This is Dumb Mondays, tipping off the workweek with silly facts, opinions, or predictions that you may or may not find interesting. This was originally JaoSming’s feature, but since he’s now at Visual Concepts and hard at work on 2KTV, I’ll be writing a few articles in his place. A new Monday feature may also be coming soon, so stay tuned!
Did you know? The PC versions of NBA Live 2003, NBA Live 2004, and a few other games in the series featured a developer console that was disabled by default. It’s true; with a quick modification of a configuration file, the console can be re-enabled and used to mess around with the game. It has limited uses compared to, say, a first person shooter, and to that end, some people might be inclined to call the whole thing dumb. But hey, this is Dumb Mondays, so let’s have some fun!
So, how do you enable the console?
The file you’ll need to edit is xstartup.cfg, which is located in the main NBA Live 2003 game folder under the main\cscripts subfolder. Depending on your version of Windows, you might need to copy the file elsewhere before you can save any changes to the file, and you’ll need Administrator privileges to overwrite anything in your Program Files folders.
Once you’ve located the file, and copied or moved it to a folder where you can edit it, you’ll want to open it with Notepad.
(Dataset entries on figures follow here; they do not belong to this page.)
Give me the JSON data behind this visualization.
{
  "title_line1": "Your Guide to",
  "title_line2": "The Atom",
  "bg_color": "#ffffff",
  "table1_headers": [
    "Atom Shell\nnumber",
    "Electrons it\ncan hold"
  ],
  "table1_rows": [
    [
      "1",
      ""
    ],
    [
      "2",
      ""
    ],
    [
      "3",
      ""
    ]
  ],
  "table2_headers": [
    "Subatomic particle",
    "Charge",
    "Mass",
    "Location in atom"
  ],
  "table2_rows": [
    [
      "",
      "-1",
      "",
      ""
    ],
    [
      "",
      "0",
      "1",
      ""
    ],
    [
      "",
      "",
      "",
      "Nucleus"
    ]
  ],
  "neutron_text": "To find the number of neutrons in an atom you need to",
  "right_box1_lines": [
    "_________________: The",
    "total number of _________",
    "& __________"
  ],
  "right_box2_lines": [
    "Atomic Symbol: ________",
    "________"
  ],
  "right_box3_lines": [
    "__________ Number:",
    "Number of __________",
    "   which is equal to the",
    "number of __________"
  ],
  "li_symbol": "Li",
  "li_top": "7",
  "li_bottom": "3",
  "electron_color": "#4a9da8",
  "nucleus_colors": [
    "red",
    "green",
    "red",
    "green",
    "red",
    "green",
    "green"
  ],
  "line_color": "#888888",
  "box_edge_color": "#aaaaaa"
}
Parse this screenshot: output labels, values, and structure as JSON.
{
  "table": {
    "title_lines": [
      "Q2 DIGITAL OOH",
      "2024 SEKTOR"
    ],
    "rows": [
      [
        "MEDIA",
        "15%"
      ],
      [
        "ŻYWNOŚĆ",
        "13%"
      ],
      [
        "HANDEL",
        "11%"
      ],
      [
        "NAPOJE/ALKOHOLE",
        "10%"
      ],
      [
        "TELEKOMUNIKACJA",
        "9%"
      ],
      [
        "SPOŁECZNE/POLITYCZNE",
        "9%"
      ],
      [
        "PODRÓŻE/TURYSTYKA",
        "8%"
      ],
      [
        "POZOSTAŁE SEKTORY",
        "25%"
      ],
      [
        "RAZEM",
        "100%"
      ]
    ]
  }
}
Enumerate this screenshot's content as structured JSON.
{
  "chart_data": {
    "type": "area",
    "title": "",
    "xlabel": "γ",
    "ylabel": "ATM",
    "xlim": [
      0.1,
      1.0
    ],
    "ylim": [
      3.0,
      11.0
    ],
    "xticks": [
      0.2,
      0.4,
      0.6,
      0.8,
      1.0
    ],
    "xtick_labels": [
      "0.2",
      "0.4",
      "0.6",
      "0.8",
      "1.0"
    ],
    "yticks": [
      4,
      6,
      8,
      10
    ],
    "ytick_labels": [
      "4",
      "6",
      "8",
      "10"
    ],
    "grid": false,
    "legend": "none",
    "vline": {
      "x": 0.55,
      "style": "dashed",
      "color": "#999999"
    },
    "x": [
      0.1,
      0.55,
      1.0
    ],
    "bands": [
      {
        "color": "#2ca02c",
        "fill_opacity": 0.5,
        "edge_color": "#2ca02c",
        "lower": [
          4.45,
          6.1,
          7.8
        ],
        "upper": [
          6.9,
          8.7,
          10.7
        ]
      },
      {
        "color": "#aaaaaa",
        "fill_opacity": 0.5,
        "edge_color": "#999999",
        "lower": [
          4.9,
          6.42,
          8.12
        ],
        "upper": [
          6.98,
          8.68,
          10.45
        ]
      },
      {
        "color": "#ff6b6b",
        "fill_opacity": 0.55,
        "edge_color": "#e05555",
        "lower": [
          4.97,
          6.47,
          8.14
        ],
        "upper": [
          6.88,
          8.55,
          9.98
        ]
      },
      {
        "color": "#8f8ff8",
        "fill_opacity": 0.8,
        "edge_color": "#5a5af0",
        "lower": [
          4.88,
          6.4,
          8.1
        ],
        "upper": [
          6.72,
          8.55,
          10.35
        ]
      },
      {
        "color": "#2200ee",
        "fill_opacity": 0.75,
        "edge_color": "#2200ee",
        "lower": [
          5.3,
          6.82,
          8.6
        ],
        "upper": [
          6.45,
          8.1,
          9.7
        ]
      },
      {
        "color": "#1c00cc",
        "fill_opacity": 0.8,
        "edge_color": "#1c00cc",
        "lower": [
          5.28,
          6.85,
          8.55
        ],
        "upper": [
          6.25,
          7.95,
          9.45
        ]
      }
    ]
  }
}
Search for the line that contains // bind +K_TILDE CONSOLE, and remove the two forward slashes. This will “uncomment” the command, and enable the console. Save your changes, and copy the file back to the cscripts folder if necessary.
If you’ve done everything correctly, you can now bring up the console by pressing the tilde key (~) in-game. Congratulations! So…what can you do now?
For an overview of what you can type into the command line, type cmdlist for a list of commands, and varlist for a list of variables. These will allow you to perform functions such as taking a screenshot, displaying the frame rate, or disabling and enabling various visual elements…even the players and the basketball!
One practical use of the console would be to remove any unwanted visual elements, for the purpose of taking a better screenshot. Displaying the frame rate is obviously handy for benchmarking purposes. You can also play around with the resolution, lighting effects, and other such settings.
Beyond that, though? Well, it’s fun to just mess around with the game and do silly things. Needless to say, it’s kind of challenging when you can’t see which player you’re controlling, or any of the players at all! It also looks pretty funny when the players are playing with an invisible ball. In fact, see for yourself:
We still have a few people in our community making great patches for some of the old games, so it’s fun to pull them out every once in a while and play with current rosters, or FIBA teams, or some other update. However, if you just want to mess around with one of these games for a little bit, and have some fun…enable the console, and see what you can do. And if you come up with something amusing, be sure to grab a screenshot and share it with us!